Have another; it's on the House
Krayton Kerns
1.16.08
The New Year is here and it is time to address the magical subject of hangovers. Did you ring in ’08 with far too many trips to the punch bowl? There are three types of people at every party: The first type sings off-key and dances on tables. The second type cheers them on while asking if they need another drink. The third tries to give them a ride home.
The morning after, and there always is a morning after, the table-dancers are toast. Here’s where the hangover works its magic. In a very, very, soft voice our reveler declares, “I will never, ever do that again.”
As a case in point, one morning I watched my hunting buddy very slowly and very quietly lace his boots with his fanny draped over a blue Coleman cooler. He mumbled, “If you ever see me take a drink of whiskey again, just shoot me.”
I knew exactly what he was going through because I sat on that same cooler a couple years earlier. I don’t sit there anymore. For the second New Year’s Eve in a row my trophy wife and I were in bed by nine o-clock. That is the fringe benefit of getting old and boring.

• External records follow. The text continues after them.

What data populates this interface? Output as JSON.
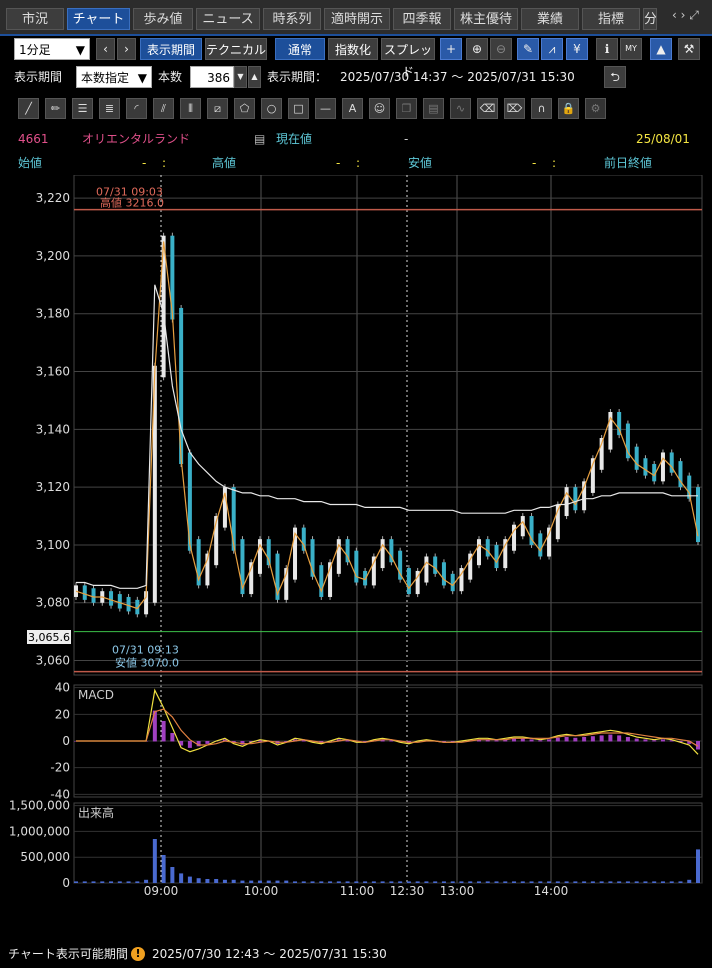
{
  "tabs": [
    "市況",
    "チャート",
    "歩み値",
    "ニュース",
    "時系列",
    "適時開示",
    "四季報",
    "株主優待",
    "業績",
    "指標"
  ],
  "tabs_active": 1,
  "tab_overflow_char": "分",
  "toolbar": {
    "interval": "1分足",
    "period_btn": "表示期間",
    "technical_btn": "テクニカル",
    "normal_btn": "通常",
    "index_btn": "指数化",
    "spread_btn": "スプレッド"
  },
  "row2": {
    "label_period": "表示期間",
    "mode": "本数指定",
    "label_count": "本数",
    "count": "386",
    "range_label": "表示期間：",
    "range": "2025/07/30 14:37 〜 2025/07/31 15:30"
  },
  "stock": {
    "code": "4661",
    "name": "オリエンタルランド",
    "current_label": "現在値",
    "current_value": "-",
    "date": "25/08/01",
    "open_label": "始値",
    "open_value": "-",
    "open_colon": ":",
    "high_label": "高値",
    "high_value": "-",
    "high_colon": ":",
    "low_label": "安値",
    "low_value": "-",
    "low_colon": ":",
    "prev_label": "前日終値"
  },
  "chart_data": [
    {
      "type": "line",
      "name": "price",
      "ylim": [
        3055,
        3228
      ],
      "yticks": [
        3220,
        3200,
        3180,
        3160,
        3140,
        3120,
        3100,
        3080,
        3060
      ],
      "ytick_labels": [
        "3,220",
        "3,200",
        "3,180",
        "3,160",
        "3,140",
        "3,120",
        "3,100",
        "3,080",
        "3,060"
      ],
      "high_annotation": {
        "time": "07/31 09:03",
        "label": "高値 3216.0",
        "value": 3216.0
      },
      "low_annotation": {
        "time": "07/31 09:13",
        "label": "安値 3070.0",
        "value": 3070.0
      },
      "last_price_label": "3,065.6",
      "series": [
        {
          "values": [
            3084,
            3083,
            3082,
            3082,
            3081,
            3080,
            3079,
            3078,
            3082,
            3160,
            3205,
            3180,
            3130,
            3100,
            3088,
            3095,
            3108,
            3118,
            3100,
            3085,
            3092,
            3100,
            3095,
            3083,
            3090,
            3104,
            3100,
            3091,
            3084,
            3092,
            3100,
            3096,
            3089,
            3088,
            3094,
            3100,
            3096,
            3090,
            3085,
            3089,
            3094,
            3092,
            3088,
            3086,
            3090,
            3095,
            3100,
            3098,
            3094,
            3100,
            3105,
            3108,
            3102,
            3098,
            3104,
            3112,
            3118,
            3114,
            3120,
            3128,
            3135,
            3144,
            3140,
            3132,
            3128,
            3126,
            3124,
            3130,
            3127,
            3122,
            3118,
            3103
          ]
        },
        {
          "values": [
            3087,
            3087,
            3086,
            3086,
            3086,
            3085,
            3085,
            3085,
            3086,
            3190,
            3180,
            3155,
            3140,
            3132,
            3128,
            3125,
            3122,
            3120,
            3119,
            3118,
            3118,
            3117,
            3117,
            3116,
            3116,
            3116,
            3115,
            3115,
            3115,
            3114,
            3114,
            3114,
            3114,
            3113,
            3113,
            3113,
            3113,
            3113,
            3112,
            3112,
            3112,
            3112,
            3112,
            3112,
            3111,
            3111,
            3111,
            3111,
            3111,
            3111,
            3112,
            3112,
            3112,
            3113,
            3113,
            3114,
            3114,
            3115,
            3116,
            3116,
            3117,
            3117,
            3118,
            3118,
            3118,
            3118,
            3118,
            3118,
            3117,
            3117,
            3117,
            3117
          ]
        }
      ]
    },
    {
      "type": "line",
      "name": "MACD",
      "title": "MACD",
      "ylim": [
        -42,
        42
      ],
      "yticks": [
        40,
        20,
        0,
        -20,
        -40
      ],
      "series": [
        {
          "values": [
            0,
            0,
            0,
            0,
            0,
            0,
            0,
            0,
            0,
            38,
            25,
            10,
            -5,
            -8,
            -6,
            -3,
            0,
            2,
            -2,
            -4,
            -1,
            1,
            0,
            -3,
            -1,
            2,
            1,
            -1,
            -2,
            0,
            2,
            1,
            -1,
            -1,
            1,
            2,
            1,
            -1,
            -2,
            0,
            1,
            0,
            -1,
            -1,
            0,
            1,
            2,
            2,
            1,
            2,
            3,
            3,
            2,
            1,
            2,
            4,
            5,
            4,
            5,
            6,
            7,
            8,
            7,
            5,
            3,
            2,
            1,
            2,
            1,
            -1,
            -3,
            -10
          ]
        },
        {
          "values": [
            0,
            0,
            0,
            0,
            0,
            0,
            0,
            0,
            0,
            22,
            24,
            18,
            8,
            1,
            -3,
            -3,
            -2,
            0,
            -1,
            -2,
            -2,
            -1,
            0,
            -1,
            -1,
            0,
            1,
            0,
            -1,
            -1,
            0,
            1,
            0,
            -1,
            0,
            1,
            1,
            0,
            -1,
            -1,
            0,
            0,
            -1,
            -1,
            -1,
            0,
            1,
            1,
            1,
            1,
            2,
            2,
            2,
            2,
            2,
            3,
            4,
            4,
            4,
            5,
            6,
            6,
            6,
            6,
            5,
            4,
            3,
            2,
            2,
            1,
            0,
            -4
          ]
        }
      ]
    },
    {
      "type": "bar",
      "name": "volume",
      "title": "出来高",
      "ylim": [
        0,
        1550000
      ],
      "yticks": [
        1500000,
        1000000,
        500000,
        0
      ],
      "ytick_labels": [
        "1,500,000",
        "1,000,000",
        "500,000",
        "0"
      ],
      "x": [
        "09:00",
        "10:00",
        "11:00",
        "12:30",
        "13:00",
        "14:00"
      ]
    }
  ],
  "navigator": {
    "ticks": [
      "13:00",
      "14:00",
      "09:00",
      "10:00",
      "11:00",
      "12:30",
      "13:00",
      "14:00"
    ]
  },
  "status": {
    "label": "チャート表示可能期間",
    "range": "2025/07/30 12:43 〜 2025/07/31 15:30"
  }
}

Earlier this week, while running with friends, we were discussing the recent holiday and the coming year. I reminisced about the great five week Christmas break I had during my college years. My youngest is home from the University of Wyoming and I mentioned he had slept until 10:00 am the previous morning.
As we trotted along one of my running comrades chimed in, “I don’t know how anyone can sleep that late. If I do that I spend the rest of the day suffering from a ‘sleep hangover’”.
“Wow, a sleep hangover”, I thought to myself. That is something I had never considered; there are different kinds of hangovers. I started thinking.
The governor has a hangover…a ‘spending hangover’. For the past two legislative sessions the governor was the life of the party. He was flush with cash and was dancing on the tables while the state bureaucrats cheered him on with ‘fat steaks and whiskey’. The conservatives offered him a ride home, but he would have none of that.
Montana tax payers overpaid the bar-tab by $1.3 billion dollars. To keep the ‘old ball and chain’ conservatives from busting the party, the governor tossed $100 million to resident home owners in the form of $400 rebate checks. He spent the rest. Had the entire bar-tab overpayment been returned, homeowners would have received $5200 instead of $400. (That’s $1.3 billion divided amongst 250,000 qualifying homeowners.)
Now it is the morning after. Figuratively, the governor is quietly sitting on the blue Coleman cooler lacing his boots and assessing the damage of a three year party. The state government has grown 39% and added 1000 new employees. They aren’t going away.
As he fumbles with his boots the governor mumbles to, “Tamp down your expectations.” “The state won’t have the revenue the next two years that it has enjoyed since 2005.” (Gazette 1-11-08)
And then, just like my hunting buddy who swore off whiskey once the bottle was empty, the governor muttered a phrase common to those suffering a spending hangover, “At some point, somebody’s got to say ‘no’, and that’s my job.” (Gazette 1-8-08) Yep, everyone is a fiscal conservative once all of the money has been spent.